Let $\mathcal{C},\mathcal{D}$ be categories and $C\in\mathcal{C}$. Consider the constant functor to $C$, $\Delta_C:\mathcal{D}\rightarrow\mathcal{C}$. In other to show that $(C,(1_{\Delta_C(D)})_{D\in\mathcal{D}})$ is a colimit of $\Delta_C$, is it necessary to assume that $\mathcal{D}$ is connected? Wouldn't it be sufficient to assume $\mathcal{D}\ne\emptyset$?
Let $\mathcal{D}\ne\emptyset$. For a morphism $d:D'\rightarrow D$ of $\mathcal{D}$, it is the case that $$1_{\Delta_C(D')}=1_C=1_C\circ1_C=1_{\Delta_C(D)}\circ\Delta_C(d).$$ This show that $(C,(1_{\Delta_C(D)})_{D\in\mathcal{D}})$ is a cocone on $\Delta_C$. Let $(M,(f_D)_{D\in\mathcal{D}})$ be another cocone on $\Delta_C$. Then for $(d:D'\rightarrow D)\in\mathcal{D}$ $$f_{D'}=f_D\circ\Delta_C(d)=f_D\circ1_C=f_D;$$ i.e. $f_{D'}=f_D$. Since $\mathcal{D}\ne\emptyset$, there exists $X\in\mathcal{D}$ and so $f_X:C\rightarrow M$. For $D\in\mathcal{D}$ $$f_D=f_X=f_X\circ1_C=f_X\circ1_{\Delta_C(D)}.$$ Let $m:C\rightarrow M$ be another morphism such that $f_D=m\circ1_{\Delta_C(D)}$ for $D\in\mathcal{D}$. Then $f_X=m\circ1_{\Delta_C(D)}=m$. This shows that $(C,(1_{\Delta_C(D)})_{D\in\mathcal{D}})$ is a colimit of $\Delta_C$.
Now, why does Borceux assume $\mathcal{D}$ is connected?
Note that in the case where $\mathcal{D}$ is the discrete category with two objects, the colimit is the coproduct of two copies of $C$ and so $(C, (1_C)_{D \in \mathcal{D}})$ is not the colimit.
The problem in your proof comes when you use morphisms $d: D' \rightarrow D$ to prove that for any cocone on $\Delta_C$, each $f_D$ is equal. As we saw with the discrete category, such morphisms might not exist in $\mathcal{D}$. And without those morphisms you get cocones whose legs can be different, which don't factor through $(C, (1_C)_{D \in \mathcal{D}})$.
Making the assumption that you've got enough morphisms in $\mathcal{D}$, to be able to prove that the legs of the cocone must be all the same, is exactly the same as assuming that $\mathcal{D}$ is connected.

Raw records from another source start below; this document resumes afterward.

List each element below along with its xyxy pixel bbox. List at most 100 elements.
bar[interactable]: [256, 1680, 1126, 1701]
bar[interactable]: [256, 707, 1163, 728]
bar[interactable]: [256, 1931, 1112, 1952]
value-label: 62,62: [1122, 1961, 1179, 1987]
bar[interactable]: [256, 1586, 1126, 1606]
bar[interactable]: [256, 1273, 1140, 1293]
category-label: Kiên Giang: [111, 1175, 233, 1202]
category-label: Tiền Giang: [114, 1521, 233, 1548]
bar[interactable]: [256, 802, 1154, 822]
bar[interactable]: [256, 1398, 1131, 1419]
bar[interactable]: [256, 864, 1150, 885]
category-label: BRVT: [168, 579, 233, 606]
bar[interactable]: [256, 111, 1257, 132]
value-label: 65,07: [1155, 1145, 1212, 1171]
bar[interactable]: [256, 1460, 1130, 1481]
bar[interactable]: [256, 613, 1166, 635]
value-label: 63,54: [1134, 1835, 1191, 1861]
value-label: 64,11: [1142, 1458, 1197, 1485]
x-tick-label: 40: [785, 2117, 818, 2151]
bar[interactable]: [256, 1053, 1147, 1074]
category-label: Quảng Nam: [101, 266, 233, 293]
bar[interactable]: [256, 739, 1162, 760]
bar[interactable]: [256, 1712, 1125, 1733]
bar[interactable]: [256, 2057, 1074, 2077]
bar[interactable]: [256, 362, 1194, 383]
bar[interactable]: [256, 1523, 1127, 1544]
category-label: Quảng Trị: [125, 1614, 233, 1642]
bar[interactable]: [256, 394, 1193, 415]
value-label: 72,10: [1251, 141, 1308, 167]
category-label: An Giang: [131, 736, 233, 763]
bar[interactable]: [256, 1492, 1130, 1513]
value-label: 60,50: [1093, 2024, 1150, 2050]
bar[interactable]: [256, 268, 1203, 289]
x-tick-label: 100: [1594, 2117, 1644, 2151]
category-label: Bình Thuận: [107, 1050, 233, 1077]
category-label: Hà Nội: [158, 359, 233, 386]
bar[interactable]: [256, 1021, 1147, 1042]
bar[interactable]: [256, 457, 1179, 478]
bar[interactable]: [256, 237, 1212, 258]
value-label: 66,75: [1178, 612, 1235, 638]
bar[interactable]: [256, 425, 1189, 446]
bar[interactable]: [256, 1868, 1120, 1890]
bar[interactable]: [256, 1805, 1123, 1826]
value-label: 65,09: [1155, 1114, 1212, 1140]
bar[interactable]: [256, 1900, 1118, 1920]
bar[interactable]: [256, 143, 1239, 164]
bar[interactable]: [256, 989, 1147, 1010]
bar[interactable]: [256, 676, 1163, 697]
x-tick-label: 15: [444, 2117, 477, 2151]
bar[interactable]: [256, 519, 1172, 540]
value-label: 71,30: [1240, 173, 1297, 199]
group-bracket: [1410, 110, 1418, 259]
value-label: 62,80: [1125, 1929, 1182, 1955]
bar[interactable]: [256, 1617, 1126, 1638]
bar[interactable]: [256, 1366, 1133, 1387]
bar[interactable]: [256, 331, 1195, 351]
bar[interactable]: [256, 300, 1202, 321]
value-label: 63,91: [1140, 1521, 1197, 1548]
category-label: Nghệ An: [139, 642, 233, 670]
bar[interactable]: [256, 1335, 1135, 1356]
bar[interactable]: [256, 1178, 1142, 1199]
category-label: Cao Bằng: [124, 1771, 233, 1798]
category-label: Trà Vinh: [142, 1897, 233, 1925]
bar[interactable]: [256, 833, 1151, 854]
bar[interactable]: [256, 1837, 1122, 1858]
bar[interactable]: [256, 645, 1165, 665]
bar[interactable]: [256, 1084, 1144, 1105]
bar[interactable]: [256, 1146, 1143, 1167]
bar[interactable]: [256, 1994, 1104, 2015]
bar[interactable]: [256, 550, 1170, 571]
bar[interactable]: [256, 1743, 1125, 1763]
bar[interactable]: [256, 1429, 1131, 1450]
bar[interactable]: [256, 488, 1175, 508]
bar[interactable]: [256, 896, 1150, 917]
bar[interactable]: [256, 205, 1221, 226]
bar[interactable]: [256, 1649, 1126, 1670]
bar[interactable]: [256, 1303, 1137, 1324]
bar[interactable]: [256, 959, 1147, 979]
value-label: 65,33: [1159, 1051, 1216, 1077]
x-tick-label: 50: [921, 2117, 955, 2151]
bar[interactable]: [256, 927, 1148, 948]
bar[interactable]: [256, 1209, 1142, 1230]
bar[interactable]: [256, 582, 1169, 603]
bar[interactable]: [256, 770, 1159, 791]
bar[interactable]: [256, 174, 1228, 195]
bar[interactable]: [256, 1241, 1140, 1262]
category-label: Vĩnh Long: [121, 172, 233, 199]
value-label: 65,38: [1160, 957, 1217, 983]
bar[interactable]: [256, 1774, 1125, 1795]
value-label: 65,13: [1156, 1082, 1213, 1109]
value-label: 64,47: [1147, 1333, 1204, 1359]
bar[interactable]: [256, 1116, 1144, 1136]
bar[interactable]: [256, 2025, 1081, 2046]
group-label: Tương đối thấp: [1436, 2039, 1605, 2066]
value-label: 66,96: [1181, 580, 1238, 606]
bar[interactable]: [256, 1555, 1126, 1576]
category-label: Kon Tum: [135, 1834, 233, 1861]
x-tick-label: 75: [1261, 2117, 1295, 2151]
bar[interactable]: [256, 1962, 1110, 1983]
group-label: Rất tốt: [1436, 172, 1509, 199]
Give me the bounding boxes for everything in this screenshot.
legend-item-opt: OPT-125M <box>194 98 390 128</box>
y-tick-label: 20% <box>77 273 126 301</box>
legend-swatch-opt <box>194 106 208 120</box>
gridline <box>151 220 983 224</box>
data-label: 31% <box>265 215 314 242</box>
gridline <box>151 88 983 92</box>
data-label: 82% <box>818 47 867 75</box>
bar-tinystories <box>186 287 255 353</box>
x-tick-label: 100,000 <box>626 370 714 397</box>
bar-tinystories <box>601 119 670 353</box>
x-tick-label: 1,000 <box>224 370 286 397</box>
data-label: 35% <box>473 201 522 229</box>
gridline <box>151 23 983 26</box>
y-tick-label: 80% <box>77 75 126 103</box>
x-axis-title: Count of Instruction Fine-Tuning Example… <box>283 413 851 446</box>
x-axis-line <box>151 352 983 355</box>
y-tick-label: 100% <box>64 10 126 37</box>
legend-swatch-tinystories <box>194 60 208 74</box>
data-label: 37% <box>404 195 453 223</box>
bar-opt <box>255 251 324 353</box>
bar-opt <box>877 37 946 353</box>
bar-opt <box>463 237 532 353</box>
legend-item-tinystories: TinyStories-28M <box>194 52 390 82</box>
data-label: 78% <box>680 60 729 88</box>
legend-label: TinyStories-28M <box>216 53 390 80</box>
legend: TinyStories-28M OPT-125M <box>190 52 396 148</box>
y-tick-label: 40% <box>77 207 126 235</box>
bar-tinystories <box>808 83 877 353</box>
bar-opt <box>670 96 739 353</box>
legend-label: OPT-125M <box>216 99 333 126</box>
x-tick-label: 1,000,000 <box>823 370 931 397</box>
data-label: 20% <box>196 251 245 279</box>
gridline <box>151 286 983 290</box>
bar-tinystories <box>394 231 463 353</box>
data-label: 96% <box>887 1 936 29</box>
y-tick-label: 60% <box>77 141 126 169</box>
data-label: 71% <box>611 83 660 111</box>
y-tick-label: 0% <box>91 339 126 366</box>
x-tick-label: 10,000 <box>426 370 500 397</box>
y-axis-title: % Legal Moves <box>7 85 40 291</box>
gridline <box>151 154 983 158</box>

(That is, you've assumed that between any two objects $D$ and $D'$ there is a chain of objects $D_1, D_2, D_3...$, where you can prove that each leg of a cocone to the object $D_n$ is the same for $D_{n-1}$ (because there is some morphism $D_{n-1} \rightarrow D_n$ or vice-versa))